Glucose from complex carbohydrate sources provides energy for active teens. They also provide a great source of fiber for the gut microbiome. We have seen in the research that good gut health translates to good overall health. The diversity of microorganisms in the intestinal tract thrives with a variety of fiber. It is recommended that female teens get 25 grams and male teenagers 30 grams per day. Some examples include:

– Navy beans, cooked, 1/2 cup contains 9.5 grams fiber

– Black Beans, canned, ½ cup contains 7.5 grams fiber

– Lentils, cooked, ½ cup contains 7.8 grams fiber

– Chickpeas, canned, ½ cup contains 6.2 grams fiber

– Sweet potato, baked with peel, contains 4.8 grams fiber

– Pear, raw, contains 4.3 grams fiber

– Raspberries, raw, ½ cup, contain 4.0 grams fiber

– Almonds, 1 ounce contains 3.0 grams fiber

– Broccoli, cooked, ½ cup contains 2.8 grams fiber

Micronutrients are nutrients the body needs small amounts of to function properly. This class of nutrients incudes minerals, vitamins and phytonutrients. While some vitamins are made in the body, there are 13 vitamins that we don’t make. These are known as essential vitamins, because it is essential for us to include in our diet.

Key vitamins

– Vitamin D: Important for blood sugar regulation and bone development and maintenance. Sources are egg yolks, fortified foods such as milk and orange juice, salmon, sardines and tuna, with sunlight being the best source!

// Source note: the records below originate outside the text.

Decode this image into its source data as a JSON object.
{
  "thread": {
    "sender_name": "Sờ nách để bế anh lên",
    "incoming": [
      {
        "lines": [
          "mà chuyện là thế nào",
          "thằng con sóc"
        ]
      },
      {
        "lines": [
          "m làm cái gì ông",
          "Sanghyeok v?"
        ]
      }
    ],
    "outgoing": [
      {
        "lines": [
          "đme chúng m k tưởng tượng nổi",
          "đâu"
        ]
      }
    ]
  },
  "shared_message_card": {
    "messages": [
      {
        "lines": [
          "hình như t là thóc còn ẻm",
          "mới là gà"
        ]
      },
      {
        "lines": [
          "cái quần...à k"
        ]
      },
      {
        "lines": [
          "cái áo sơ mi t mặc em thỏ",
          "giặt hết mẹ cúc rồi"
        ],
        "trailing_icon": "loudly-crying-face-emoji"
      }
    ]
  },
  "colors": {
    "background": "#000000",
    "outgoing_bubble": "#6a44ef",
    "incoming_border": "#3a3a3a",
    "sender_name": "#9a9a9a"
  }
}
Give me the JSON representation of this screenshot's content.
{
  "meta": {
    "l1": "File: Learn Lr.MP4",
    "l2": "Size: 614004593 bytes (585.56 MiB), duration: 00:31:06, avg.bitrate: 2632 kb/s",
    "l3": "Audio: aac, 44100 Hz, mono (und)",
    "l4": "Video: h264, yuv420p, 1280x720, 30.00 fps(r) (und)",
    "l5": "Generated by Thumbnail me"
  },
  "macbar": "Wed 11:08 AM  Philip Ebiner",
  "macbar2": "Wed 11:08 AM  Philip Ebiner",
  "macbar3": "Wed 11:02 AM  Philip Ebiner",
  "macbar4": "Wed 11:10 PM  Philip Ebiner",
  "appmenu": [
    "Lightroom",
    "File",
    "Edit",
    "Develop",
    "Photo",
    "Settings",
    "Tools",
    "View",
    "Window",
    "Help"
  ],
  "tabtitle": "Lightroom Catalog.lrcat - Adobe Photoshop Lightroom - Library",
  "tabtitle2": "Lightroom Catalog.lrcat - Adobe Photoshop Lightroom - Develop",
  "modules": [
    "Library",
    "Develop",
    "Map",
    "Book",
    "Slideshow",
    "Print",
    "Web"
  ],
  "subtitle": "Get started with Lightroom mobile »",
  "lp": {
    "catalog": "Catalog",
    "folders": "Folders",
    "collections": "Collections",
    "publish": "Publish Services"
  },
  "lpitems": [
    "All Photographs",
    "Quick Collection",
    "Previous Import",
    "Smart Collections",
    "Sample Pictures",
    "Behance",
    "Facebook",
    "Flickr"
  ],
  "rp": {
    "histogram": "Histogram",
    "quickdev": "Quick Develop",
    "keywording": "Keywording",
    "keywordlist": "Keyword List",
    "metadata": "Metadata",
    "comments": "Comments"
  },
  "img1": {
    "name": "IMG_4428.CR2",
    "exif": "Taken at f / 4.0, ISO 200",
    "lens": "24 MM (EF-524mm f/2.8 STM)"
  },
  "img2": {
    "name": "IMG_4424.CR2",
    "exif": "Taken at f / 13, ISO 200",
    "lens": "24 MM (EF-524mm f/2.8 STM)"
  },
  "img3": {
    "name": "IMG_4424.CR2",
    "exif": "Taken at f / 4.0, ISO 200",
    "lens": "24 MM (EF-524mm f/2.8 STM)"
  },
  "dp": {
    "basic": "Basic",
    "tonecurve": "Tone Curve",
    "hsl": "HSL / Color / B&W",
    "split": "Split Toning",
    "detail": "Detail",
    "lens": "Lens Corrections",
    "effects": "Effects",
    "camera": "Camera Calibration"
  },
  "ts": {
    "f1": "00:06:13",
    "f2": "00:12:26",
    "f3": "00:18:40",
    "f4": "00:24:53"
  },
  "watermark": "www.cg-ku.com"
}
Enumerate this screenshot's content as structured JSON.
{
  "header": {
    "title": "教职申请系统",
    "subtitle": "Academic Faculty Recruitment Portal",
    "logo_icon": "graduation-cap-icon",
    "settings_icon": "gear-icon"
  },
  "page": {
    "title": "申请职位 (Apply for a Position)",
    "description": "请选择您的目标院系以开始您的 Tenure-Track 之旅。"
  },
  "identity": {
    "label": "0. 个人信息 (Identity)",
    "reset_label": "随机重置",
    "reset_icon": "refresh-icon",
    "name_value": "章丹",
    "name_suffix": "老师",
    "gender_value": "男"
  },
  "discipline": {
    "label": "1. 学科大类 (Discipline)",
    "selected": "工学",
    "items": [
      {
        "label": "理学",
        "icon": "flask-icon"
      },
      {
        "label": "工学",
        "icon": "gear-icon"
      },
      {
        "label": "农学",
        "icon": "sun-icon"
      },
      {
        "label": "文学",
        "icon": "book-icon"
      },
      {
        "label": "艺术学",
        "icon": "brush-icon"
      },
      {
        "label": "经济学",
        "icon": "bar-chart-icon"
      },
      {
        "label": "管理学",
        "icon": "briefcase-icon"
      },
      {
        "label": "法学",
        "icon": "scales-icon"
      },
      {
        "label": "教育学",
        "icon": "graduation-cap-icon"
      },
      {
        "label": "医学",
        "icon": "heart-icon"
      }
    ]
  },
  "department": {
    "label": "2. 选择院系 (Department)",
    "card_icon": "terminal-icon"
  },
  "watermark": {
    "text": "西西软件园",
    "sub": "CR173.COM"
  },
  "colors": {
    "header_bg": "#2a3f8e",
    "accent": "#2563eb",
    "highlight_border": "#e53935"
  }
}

– Vitamin B6: Brain and nervous system health, hormone function and red blood cell production. Sources include banana, beef, chicken, salmon, spinach, sunflower seeds and sweet potato.

– Vitamin B12: Integral for DNA production, mood balance, bone support and cognition and brain health. Sources include beef, chicken, clams, cod, crab, eggs, lamb, cow’s milk, nutritional yeast, salmon, sardines, shrimp and yogurt.

Key minerals

– Iron: Critical for energy production, immune system and red blood cell production. Sources include asparagus, beans, bok choy, cumin, dark leafy greens, eggs, lentils, red meats, shellfish and turmeric.

– Magnesium: Essential for bone health, controlling blood sugar and inflammation, nervous system and mood balance. Sources are found in beans (black, navy, soy) cashews, dark leafy greens, quinoa, pumpkin and sunflower seeds.

– Zinc: important for immune function, male reproductive health, metabolism and skin health. Sources are asparagus, beans, beef, chicken, lamb, mushrooms, oysters, scallops, pumpkin and sesame seeds.

Encourage your teen to get in tune with their bodies and listen to internal hunger and fullness cues. The body is always communicating its need. Set a good example at home by serving meals with lots of fresh vegetables at every meal and limit processed food. Read nutrition labels, paying extra attention to suspicious health claims.

With time and gentle guidance, you can be sure your teen is choosing foods that match both taste and enjoyment while balancing biochemistry.